Nato was involved. There were American military advisers with the guerrillas. They were instrumental in provoking the attack and also arranging the withdrawal. This was all true, but the demonstration degenerated into an anti-Albanian meeting. This turned what might be a legitimate opposition to Nato into an impasse. It is possible to unite Macedonian and Albanian workers to fight together against war, against poverty, against discrimination. There are still, despite the extent of the crisis, many areas inside Skopje and other cities where Albanian and Macedonian people work and live together. Until recently there were strikes involving Macedonian and Albanian workers alongside each other.
The question is whether there is a left that can offer this perspective to Albanian and Macedonian workers in Macedonia, that they can join together to fight against Nato intervention, against the conditions attached to economic aid and restructuring programmes, against discrimination. This kind of movement would offer the Albanians the prospect of change. Albanian should become an official language. These kinds of demands could be adopted.
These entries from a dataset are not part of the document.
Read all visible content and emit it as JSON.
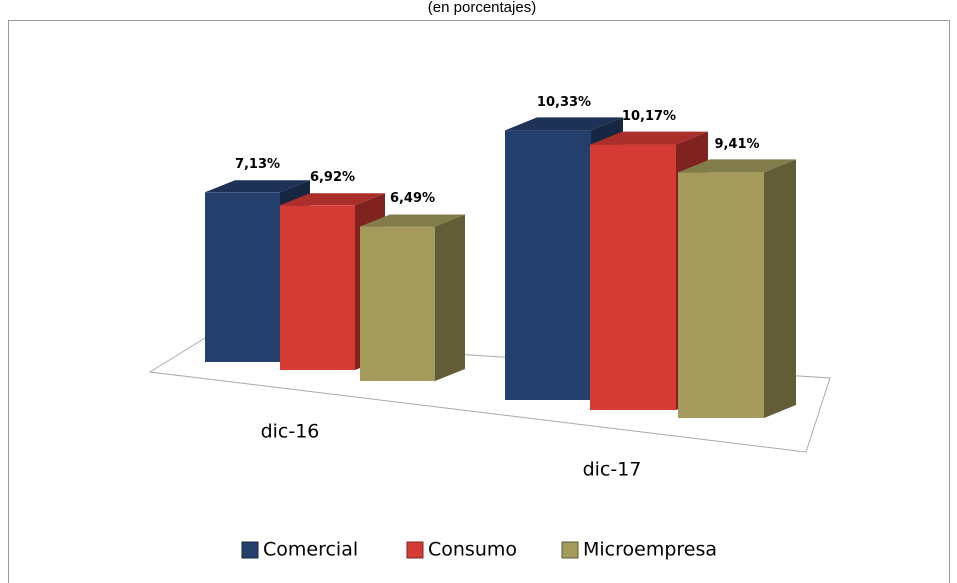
{
  "chart_data": {
    "type": "bar3d",
    "subtitle": "(en porcentajes)",
    "categories": [
      "dic-16",
      "dic-17"
    ],
    "series": [
      {
        "name": "Comercial",
        "color": "#243f6b",
        "values": [
          7.13,
          10.33
        ],
        "value_labels": [
          "7,13%",
          "10,33%"
        ]
      },
      {
        "name": "Consumo",
        "color": "#d53a35",
        "values": [
          6.92,
          10.17
        ],
        "value_labels": [
          "6,92%",
          "10,17%"
        ]
      },
      {
        "name": "Microempresa",
        "color": "#a39a5c",
        "values": [
          6.49,
          9.41
        ],
        "value_labels": [
          "6,49%",
          "9,41%"
        ]
      }
    ]
  }
}
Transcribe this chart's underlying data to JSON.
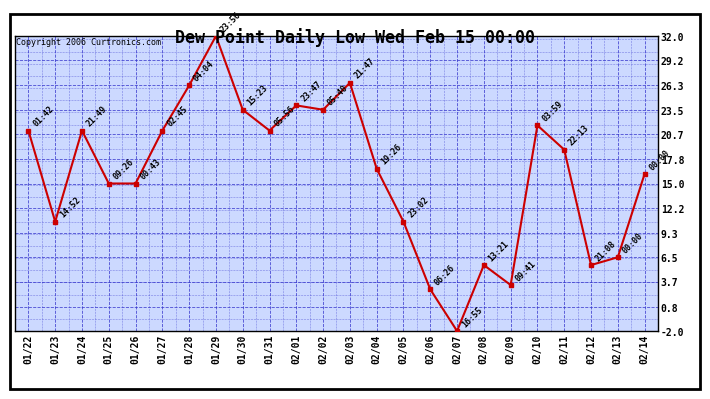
{
  "title": "Dew Point Daily Low Wed Feb 15 00:00",
  "copyright": "Copyright 2006 Curtronics.com",
  "x_labels": [
    "01/22",
    "01/23",
    "01/24",
    "01/25",
    "01/26",
    "01/27",
    "01/28",
    "01/29",
    "01/30",
    "01/31",
    "02/01",
    "02/02",
    "02/03",
    "02/04",
    "02/05",
    "02/06",
    "02/07",
    "02/08",
    "02/09",
    "02/10",
    "02/11",
    "02/12",
    "02/13",
    "02/14"
  ],
  "y_values": [
    21.1,
    10.6,
    21.1,
    15.0,
    15.0,
    21.1,
    26.3,
    32.0,
    23.5,
    21.1,
    24.0,
    23.5,
    26.6,
    16.7,
    10.6,
    2.8,
    -2.0,
    5.6,
    3.3,
    21.7,
    18.9,
    5.6,
    6.5,
    16.1
  ],
  "point_labels": [
    "01:42",
    "14:52",
    "21:49",
    "09:26",
    "00:43",
    "02:45",
    "04:04",
    "23:56",
    "15:23",
    "05:56",
    "23:47",
    "05:40",
    "21:47",
    "19:26",
    "23:02",
    "06:26",
    "16:55",
    "13:21",
    "09:41",
    "03:59",
    "22:13",
    "21:08",
    "00:00",
    "00:00"
  ],
  "y_ticks": [
    -2.0,
    0.8,
    3.7,
    6.5,
    9.3,
    12.2,
    15.0,
    17.8,
    20.7,
    23.5,
    26.3,
    29.2,
    32.0
  ],
  "y_tick_labels": [
    "-2.0",
    "0.8",
    "3.7",
    "6.5",
    "9.3",
    "12.2",
    "15.0",
    "17.8",
    "20.7",
    "23.5",
    "26.3",
    "29.2",
    "32.0"
  ],
  "line_color": "#cc0000",
  "marker_color": "#cc0000",
  "bg_color": "#ffffff",
  "plot_bg_color": "#ccd9ff",
  "grid_color": "#3333cc",
  "border_color": "#000000",
  "title_fontsize": 12,
  "tick_fontsize": 7,
  "point_label_fontsize": 6,
  "ylim": [
    -2.0,
    32.0
  ]
}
What can we do to help things develop in that direction? We can be clear against intervention – “No Nato troops to Macedonia.” The west did a lot of damage to the Macedonian economy, with all those conditions, embargoes, and the Greek campaign against Macedonia, which has cost very dear. There should be aid without strings attached – money and jobs instead of sending troops. Greece is so close to the problem it will be central to any kind of intervention. Raising this sort of demand everywhere in Europe, but particularly in Greece, is very important. In Greece we can raise the demand of opening the border to refugees and people who want to come south to find jobs. There are a lot of refugees because of the current crisis. Many want to come to Greece but they can’t because the border is closed. Our demand should be that “they are welcome to come”. Thousands of workers from Albania have come to Greece and they are living evidence that we can unite Greek, Albanian and Macedonian workers. When Albanian immigrants came to Greece in the early 90s they had to face terrible racist attacks and discrimination. We fought back against this through the unions which took the position that all immigrants should be legalised. So Albanian workers in Greece have been drawn towards this kind of movement.
The situation is crucial. A crisis is developing and what happens in the next few months will decide which way it goes. We have only a little time to prevent catastrophe, to prevent Skopje turning into Sarajevo. If we can raise these demands workers in Skopje will see an alternative to fighting among themselves or fighting Nato through fighting each other. We have to give an example in this direction. During the Kosovo war there was a huge anti-war movement in Greece – 90 percent of the population was against Nato. We can create this situation again. It’s more difficult in the current context to build up this kind of opposition to the war because the arguments are different, but the potential is still there. Then we can clearly offer a lead to workers in Skopje who can really unite Macedonian, Greek and Albanian workers to fight for a vision of the Balkans that is open to all its peoples and that is against war and poverty.